Two of Vanguard’s biggest equity funds today will be begin trading with new indexes, abandoning their MSCI benchmarks and adopting FTSE and CRSP indexes, respectively, as part of the major shifts it set in motion last fall that are aimed at lowering costs for investors.
The funds involved are:
- The $248 billion Vanguard Total Stock Market Index Fund as well as its $31.36 billion exchange-traded version, the Vanguard Total Stock Market ETF (VTI)
- The $95 billion Vanguard Total International Stock Index Fund and its $1.67 billion exchange-traded version, the Vanguard Total International Stock ETF (VXUS)
VTI is switching to the CRSP US Total Market Index, and abandons the MSCI US Broad Market Index, while VXUS is shifting to the FTSE Global All Cap ex US Index and will no longer use the MSCI All Country World ex USA Investable Market Index, Vanguard said in a June 2 press release. Again, the changes are effective Monday, June 3.
The latest shifts are all part of a major overhaul Vanguard first announced last fall that involved index switches in 22 of its ETFs from MSCI benchmarks to FTSE ones for international strategies and to CRSP ones for U.S.-focused funds. CRSP is a research center of the University of Chicago’s Booth School of Business.

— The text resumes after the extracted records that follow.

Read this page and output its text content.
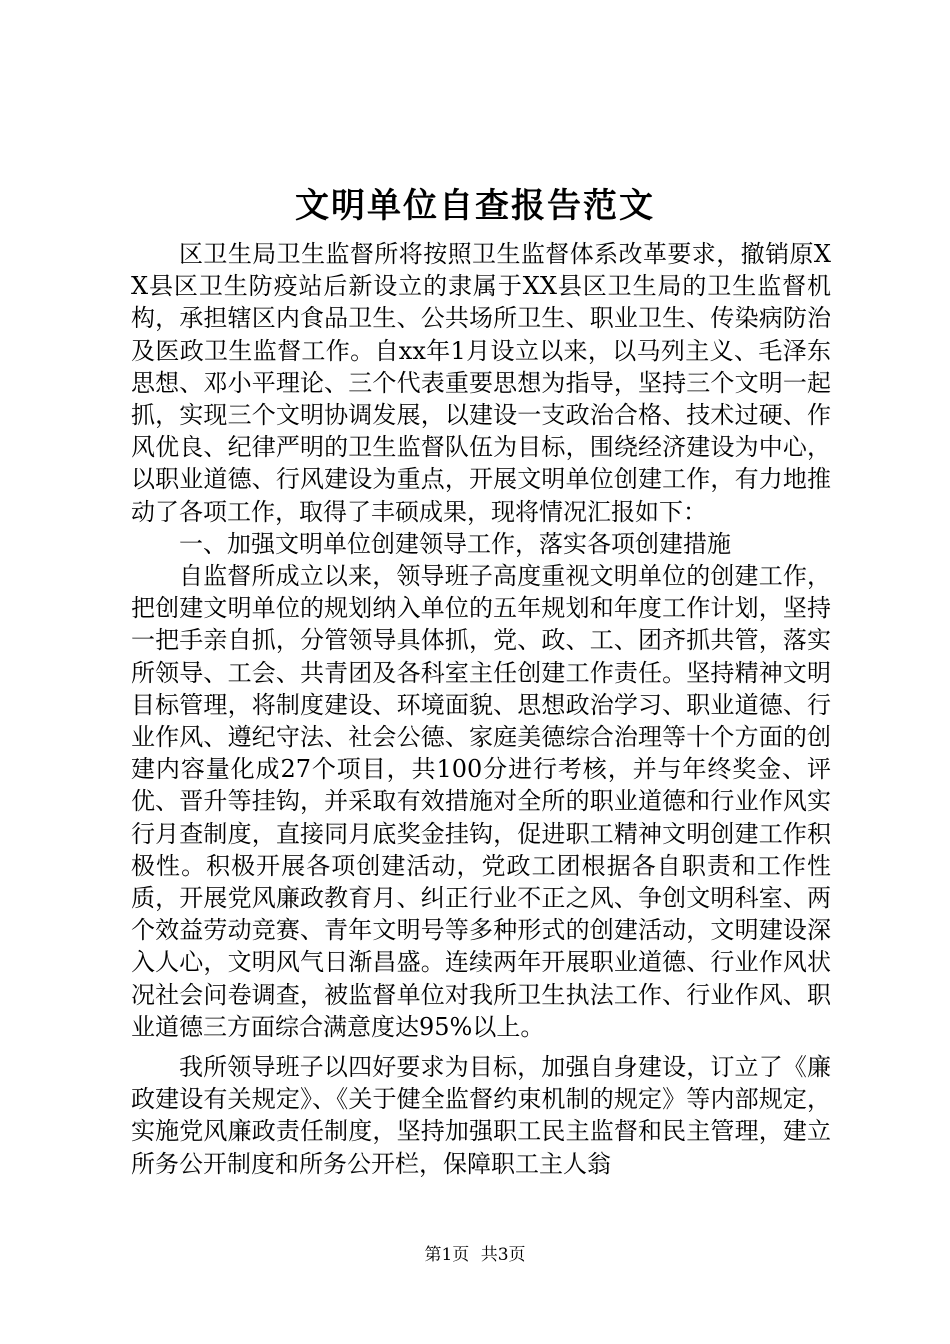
文明单位自查报告范文

区卫生局卫生监督所将按照卫生监督体系改革要求，撤销原XX县区卫生防疫站后新设立的隶属于XX县区卫生局的卫生监督机构，承担辖区内食品卫生、公共场所卫生、职业卫生、传染病防治及医政卫生监督工作。自xx年1月设立以来，以马列主义、毛泽东思想、邓小平理论、三个代表重要思想为指导，坚持三个文明一起抓，实现三个文明协调发展，以建设一支政治合格、技术过硬、作风优良、纪律严明的卫生监督队伍为目标，围绕经济建设为中心，以职业道德、行风建设为重点，开展文明单位创建工作，有力地推动了各项工作，取得了丰硕成果，现将情况汇报如下：

一、加强文明单位创建领导工作，落实各项创建措施

自监督所成立以来，领导班子高度重视文明单位的创建工作，把创建文明单位的规划纳入单位的五年规划和年度工作计划，坚持一把手亲自抓，分管领导具体抓，党、政、工、团齐抓共管，落实所领导、工会、共青团及各科室主任创建工作责任。坚持精神文明目标管理，将制度建设、环境面貌、思想政治学习、职业道德、行业作风、遵纪守法、社会公德、家庭美德综合治理等十个方面的创建内容量化成27个项目，共100分进行考核，并与年终奖金、评优、晋升等挂钩，并采取有效措施对全所的职业道德和行业作风实行月查制度，直接同月底奖金挂钩，促进职工精神文明创建工作积极性。积极开展各项创建活动，党政工团根据各自职责和工作性质，开展党风廉政教育月、纠正行业不正之风、争创文明科室、两个效益劳动竞赛、青年文明号等多种形式的创建活动，文明建设深入人心，文明风气日渐昌盛。连续两年开展职业道德、行业作风状况社会问卷调查，被监督单位对我所卫生执法工作、行业作风、职业道德三方面综合满意度达95%以上。

我所领导班子以四好要求为目标，加强自身建设，订立了《廉政建设有关规定》、《关于健全监督约束机制的规定》等内部规定，实施党风廉政责任制度，坚持加强职工民主监督和民主管理，建立所务公开制度和所务公开栏，保障职工主人翁

第1页 共3页
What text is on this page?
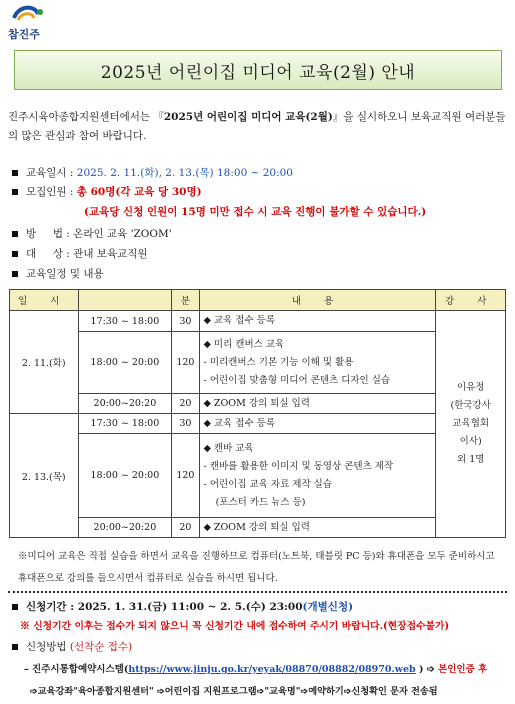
참진주
2025년 어린이집 미디어 교육(2월) 안내
진주시육아종합지원센터에서는 『2025년 어린이집 미디어 교육(2월)』을 실시하오니 보육교직원 여러분들의 많은 관심과 참여 바랍니다.
교육일시 : 2025. 2. 11.(화), 2. 13.(목) 18:00 ~ 20:00
모집인원 : 총 60명(각 교육 당 30명)
(교육당 신청 인원이 15명 미만 접수 시 교육 진행이 불가할 수 있습니다.)
방     법 : 온라인 교육 'ZOOM'
대     상 : 관내 보육교직원
교육일정 및 내용
일 시		분	내 용	강 사
2. 11.(화)	17:30 ~ 18:00	30	◆ 교육 접수 등록	이유정
(한국강사
교육협회
이사)
외 1명

	18:00 ~ 20:00	120	◆ 미리 캔버스 교육
- 미리캔버스 기본 기능 이해 및 활용
- 어린이집 맞춤형 미디어 콘텐츠 디자인 실습	

	20:00~20:20	20	◆ ZOOM 강의 퇴실 입력	

2. 13.(목)	17:30 ~ 18:00	30	◆ 교육 접수 등록	

	18:00 ~ 20:00	120	◆ 캔바 교육
- 캔바를 활용한 이미지 및 동영상 콘텐츠 제작
- 어린이집 교육 자료 제작 실습
(포스터 카드 뉴스 등)	

	20:00~20:20	20	◆ ZOOM 강의 퇴실 입력	
※미디어 교육은 직접 실습을 하면서 교육을 진행하므로 컴퓨터(노트북, 태블릿 PC 등)와 휴대폰을 모두 준비하시고 휴대폰으로 강의를 들으시면서 컴퓨터로 실습을 하시면 됩니다.
신청기간 : 2025. 1. 31.(금) 11:00 ~ 2. 5.(수) 23:00(개별신청)
※ 신청기간 이후는 접수가 되지 않으니 꼭 신청기간 내에 접수하여 주시기 바랍니다.(현장접수불가)
신청방법 (선착순 접수)
– 진주시통합예약시스템(https://www.jinju.go.kr/yeyak/08870/08882/08970.web ) ➩ 본인인증 후
➩교육강좌"육아종합지원센터" ➩어린이집 지원프로그램➩"교육명"➩예약하기➩신청확인 문자 전송됨
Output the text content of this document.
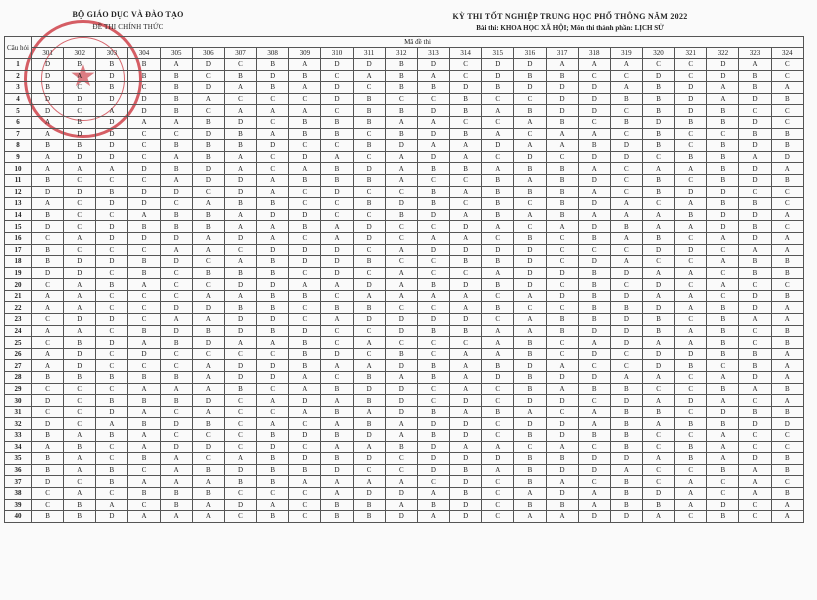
★
BỘ GIÁO DỤC VÀ ĐÀO TẠO
ĐỀ THI CHÍNH THỨC
KỲ THI TỐT NGHIỆP TRUNG HỌC PHỔ THÔNG NĂM 2022
Bài thi: KHOA HỌC XÃ HỘI; Môn thi thành phần: LỊCH SỬ
Câu hỏi	Mã đề thi																							
	301	302	303	304	305	306	307	308	309	310	311	312	313	314	315	316	317	318	319	320	321	322	323	324
1	D	B	B	B	A	D	C	B	A	D	D	B	D	C	D	D	A	A	A	C	C	D	A	C
2	D	A	D	B	B	C	B	D	B	C	A	B	A	C	D	B	B	C	C	D	C	D	B	C
3	B	C	B	C	B	D	A	B	A	D	C	B	B	D	B	D	D	D	A	B	D	A	B	A
4	D	D	D	D	B	A	C	C	C	D	B	C	C	B	C	C	D	D	B	B	D	A	D	B
5	D	C	A	D	B	C	A	A	A	C	B	B	D	B	A	B	D	D	C	B	D	B	C	C
6	A	B	D	A	A	B	D	C	B	B	B	A	A	C	C	A	B	C	B	D	B	B	D	C
7	A	D	D	C	C	D	B	A	B	B	C	B	D	B	A	C	A	A	C	B	C	C	B	B
8	B	B	D	C	B	B	B	D	C	C	B	D	A	A	D	A	A	B	D	B	C	B	D	B
9	A	D	D	C	A	B	A	C	D	A	C	A	D	A	C	D	C	D	D	C	B	B	A	D
10	A	A	A	D	B	D	A	C	A	B	D	A	B	B	A	B	B	A	C	A	A	B	D	A
11	B	C	C	C	A	D	D	A	B	B	B	A	C	C	B	A	B	D	C	B	C	B	D	B
12	D	D	B	D	D	C	D	A	C	D	C	C	B	A	B	B	B	A	C	B	D	D	C	C
13	A	C	D	D	C	A	B	B	C	C	B	D	B	C	B	C	B	D	A	C	A	B	B	C
14	B	C	C	A	B	B	A	D	D	C	C	B	D	A	B	A	B	A	A	A	B	D	D	A
15	D	C	D	B	B	B	A	A	B	A	D	C	C	D	A	C	A	D	B	A	A	D	B	C
16	C	A	D	D	D	A	D	A	C	A	D	C	A	A	C	B	C	B	A	B	C	A	D	A
17	B	C	C	C	A	A	C	D	D	D	C	A	D	D	D	D	C	C	C	D	D	C	A	A
18	B	D	D	B	D	C	A	B	D	D	B	C	C	B	B	D	C	D	A	C	C	A	B	B
19	D	D	C	B	C	B	B	B	C	D	C	A	C	C	A	D	D	B	D	A	A	C	B	B
20	C	A	B	A	C	C	D	D	A	A	D	A	B	D	B	D	C	B	C	D	C	A	C	C
21	A	A	C	C	C	A	A	B	B	C	A	A	A	A	C	A	D	B	D	A	A	C	D	B
22	A	A	C	C	D	D	B	B	C	B	B	C	C	A	B	C	C	B	B	D	A	B	D	A
23	C	D	D	C	A	A	D	D	C	A	D	D	D	D	C	A	B	B	D	B	C	B	A	A
24	A	A	C	B	D	B	D	B	D	C	C	D	B	B	A	A	B	D	D	B	A	B	C	B
25	C	B	D	A	B	D	A	A	B	C	A	C	C	C	A	B	C	A	D	A	A	B	C	B
26	A	D	C	D	C	C	C	C	B	D	C	B	C	A	A	B	C	D	C	D	D	B	B	A
27	A	D	C	C	C	A	D	D	B	A	A	D	B	A	B	D	A	C	C	D	B	C	B	A
28	B	B	B	B	B	A	D	D	A	C	B	A	B	A	D	B	D	D	A	A	C	A	D	A
29	C	C	C	A	A	A	B	C	A	B	D	D	C	A	C	B	A	B	B	C	C	B	A	B
30	D	C	B	B	B	D	C	A	D	A	B	D	C	D	C	D	D	C	D	A	D	A	C	A
31	C	C	D	A	C	A	C	C	A	B	A	D	B	A	B	A	C	A	B	B	C	D	B	B
32	D	C	A	B	D	B	C	A	C	A	B	A	D	D	C	D	D	A	B	A	B	B	D	D
33	B	A	B	A	C	C	C	B	D	B	D	A	B	D	C	B	D	B	B	C	C	A	C	C
34	A	B	C	A	D	D	C	D	C	A	A	B	D	A	A	C	A	C	B	C	B	A	C	C
35	B	A	C	B	A	C	A	B	D	B	D	C	D	D	D	B	B	D	D	A	B	A	D	B
36	B	A	B	C	A	B	D	B	B	D	C	C	D	B	A	B	D	D	A	C	C	B	A	B
37	D	C	B	A	A	A	B	B	A	A	A	A	C	D	C	B	A	C	B	C	A	C	A	C
38	C	A	C	B	B	B	C	C	C	A	D	D	A	B	C	A	D	A	B	D	A	C	A	B
39	C	B	A	C	B	A	D	A	C	B	B	A	B	D	C	B	B	A	B	B	A	D	C	A
40	B	B	D	A	A	A	C	B	C	B	B	D	A	D	C	A	A	D	D	A	C	B	C	A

The index changes aren’t expected to result in major portfolio differences going forward.
Indeed, at the time of Vanguard’s change announcement on Oct. 2 of last year, the No. 3 U.S. ETF provider went to great lengths to downplay any differences in returns between the MSCI indexes and the new enlisted ones.
Instead, it said the changes would enable it to lower indexing licensing fees, which it would pass on to investors, as Vanguard is a mutually structured company that runs at cost as a matter of course.
VTI now costs 0.05 percent, or $5 for each $10,000 invested, while VXUS costs 0.16 percent, which makes both among the cheapest in their respective classes.